|
"A completely different
set of LSD sessions emerged when it became obvious that the drug experience
could enhance creative potential in certain individuals. The drug became
popular among artists as a source of inspiration and many hundreds of
painters, sculptors, musicians, architects, and writers volunteered
for LSD experiments. Somewhat later, scientists, philosophers and other
highly creative individuals became favorite subjects for LSD sessions.
This was based on the observation that the unusual states of consciousness
induced by LSD can generate important insights, facilitate problem-solving
and lead to valid intuitions or unexpected resyntheses of accumulated
data."
In showing how creativity, made possible by LSD, can lead to scientific
discoveries and help solve problems that are not psychological problems,
again, we will return to Stanislav Grof and his book, LSD
Psychotherapy.
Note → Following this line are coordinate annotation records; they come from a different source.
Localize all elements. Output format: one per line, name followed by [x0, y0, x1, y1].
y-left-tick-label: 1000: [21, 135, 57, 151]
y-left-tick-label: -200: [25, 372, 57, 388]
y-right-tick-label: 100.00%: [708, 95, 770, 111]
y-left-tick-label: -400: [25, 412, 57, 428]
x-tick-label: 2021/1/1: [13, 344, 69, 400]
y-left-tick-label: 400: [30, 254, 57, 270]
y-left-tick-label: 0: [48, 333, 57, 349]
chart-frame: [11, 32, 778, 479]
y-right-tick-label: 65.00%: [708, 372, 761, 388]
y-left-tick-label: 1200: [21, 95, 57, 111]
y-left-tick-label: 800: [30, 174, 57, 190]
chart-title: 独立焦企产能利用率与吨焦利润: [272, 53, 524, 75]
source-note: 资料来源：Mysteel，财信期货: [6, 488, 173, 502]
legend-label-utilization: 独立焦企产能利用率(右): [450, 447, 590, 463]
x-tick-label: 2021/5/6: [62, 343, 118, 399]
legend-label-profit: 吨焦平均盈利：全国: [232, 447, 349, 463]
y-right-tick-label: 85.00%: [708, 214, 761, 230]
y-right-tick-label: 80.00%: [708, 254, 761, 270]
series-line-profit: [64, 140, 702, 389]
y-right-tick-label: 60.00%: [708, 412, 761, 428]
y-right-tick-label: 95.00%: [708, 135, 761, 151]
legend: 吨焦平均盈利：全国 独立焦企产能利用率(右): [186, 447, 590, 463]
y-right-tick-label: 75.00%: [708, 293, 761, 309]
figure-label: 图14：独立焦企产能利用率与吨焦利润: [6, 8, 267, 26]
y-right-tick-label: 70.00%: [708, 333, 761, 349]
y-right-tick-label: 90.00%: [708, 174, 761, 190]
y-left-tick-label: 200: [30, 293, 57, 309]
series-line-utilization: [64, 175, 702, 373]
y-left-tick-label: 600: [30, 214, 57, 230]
This is from pages 267-268:
"Many observations from psychedelic research indicate that LSD
can also be of extraordinary value to various scientific disciplines
that are traditionally considered domains of reason and logic. Two important
aspects of the LSD effect seem to be of particular relevance in this
context. First, the drug can mediate access to vast repositories of
concrete and valid information in the collective unconscious and make
them available to the experiment. According to my observations, the
revealed knowledge can be very specific, accurate and detailed; the
data obtained in this way can be related to many different fields. In
our relatively limited LSD training program for scientists, relevant
insights occurred in such diverse areas as cosmogenesis, the nature
of space and time, sub-atomic physics, ethnology, animal psychology,
history, philosophy, genetics, obseterics, psychosomatic medicine, psychology,
psychotherapy and thanatology."
"The second aspect of the LSD effect that is of great relevance
for the creative process is the facilitation of new and unexpected synthesis
of data, resulting in unconventional problem-solving. It is a well known
fact that many important ideas and solutions to problems did not originate
in the context of logical reasoning, but in various unusual states of
mind-in dreams, while falling asleep or awakening, at times of extreme
physical and mental fatigue or during an illness with high fever. There
are many famous examples of this. Thus, the chemist Friedrich August
von Kekule arrived at the final solution of the chemical formula of
benzene in a dream in which he saw the benzene ring in the form of a
snake biting its tail. Nikola Tesla constructed the electric generator,
an invention that revolutionized industry, after the complete design
of it appeared to him in great detail in a vision. The design for the
experiment leading to the Nobel prize-winning discovery of the chemical
transmission of nerve impulses occurred to the physiologist Otto Loewi
while he was asleep. Albert Einstein discovered the basic principles
of his special theory of relativity in an unusual state of mind; according
to his description, most of the insights came to him in the form of
kinaesthetic sensations."
"We could mention many instances of a similar kind where a creative
individual struggled unsuccessfully for a long time with a difficult
problem using logic and reason, with the actual solution emerging unexpectedly
from the unconscious in moments when his or her rationality was suspended.
In everyday life events of this kind happen very rarely and in an elemental
and unpredictable fashion. Psychedelic drugs seem to facilitate the
incidence of such creative solutions to the point that they can be deliberately
programmed. In an LSD state, the old conceptual frameworks break down,
cultural cognitive barriers dissolve and the material can be seen and
synthesized in a totally new way that was not possible within the old
system of thinking. This mechanism can produce not only striking new
solutions to various specific problems, but new paradigms that revolutionize
whole scientific disciplines."
The LSD state not only doesn't make someone crazy, but can actually
make possible the necessary conditions in order to have genuine creative
thinking and action and find the elusive answers to problems. It can
also lead to worthwhile scientific discoveries like those described
in the last quote. Even Einstein's discoveries resulted from an unusual
state of mind. You sure won't find that in any history or science books
just like you won't find in any of the regular books any information
about the LSD kind of experience being the origin of religions.